A proposta do Bloco é inteiramente justificável. A doença cancerosa tem prolongados períodos de tratamento, convalescença e vigilância. Deve ser o critério clínico a impor-se: nem o médico nem o doente devem ser condicionados por limites rígidos, cuja aplicação se traduz em situações penosas e desumanas para quem sofre de cancro. A ter sido aprovado, o projecto do Bloco permitiria evitar a repetição daquelas situações dramáticas em que os doentes, não estando ainda completamente bem, se confrontam com uma junta médica que os manda trabalhar precocemente apenas por que se esgotou o tempo da baixa.

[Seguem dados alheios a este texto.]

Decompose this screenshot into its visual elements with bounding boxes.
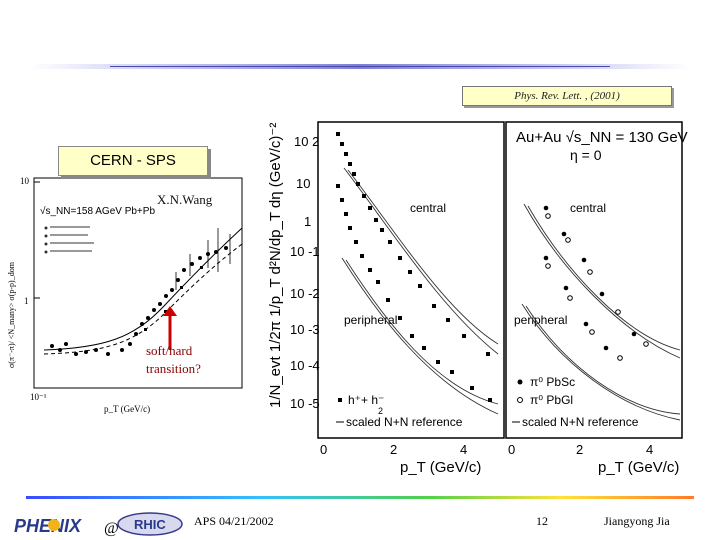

A matriz humanitária do projecto do Bloco não foi suficiente para convencer o PS e a direita. Como poderia o PS votar a favor se, o seu orçamento para 2010, reduz a despesa com o subsídio de doença? Como poderia o PS votar a favor de mais despesa social se, o seu orçamento para 2010, se centra na obsessão de reduzir a despesa pública, custe o que custar? Neste caso, as vítimas foram os doentes oncológicos.
PSD e CDS votaram contra e outra coisa não seria de esperar. As eleições já passaram, agora é tempo de ignorar e deixar cair as promessas eleitorais e o discurso populista e demagógico. Afinal de contas, a direita tem que proteger o acordo orçamental que assinou com José Sócrates. Isso, para a direita, vale muito mais que o sofrimento das pessoas atingidas pelo cancro.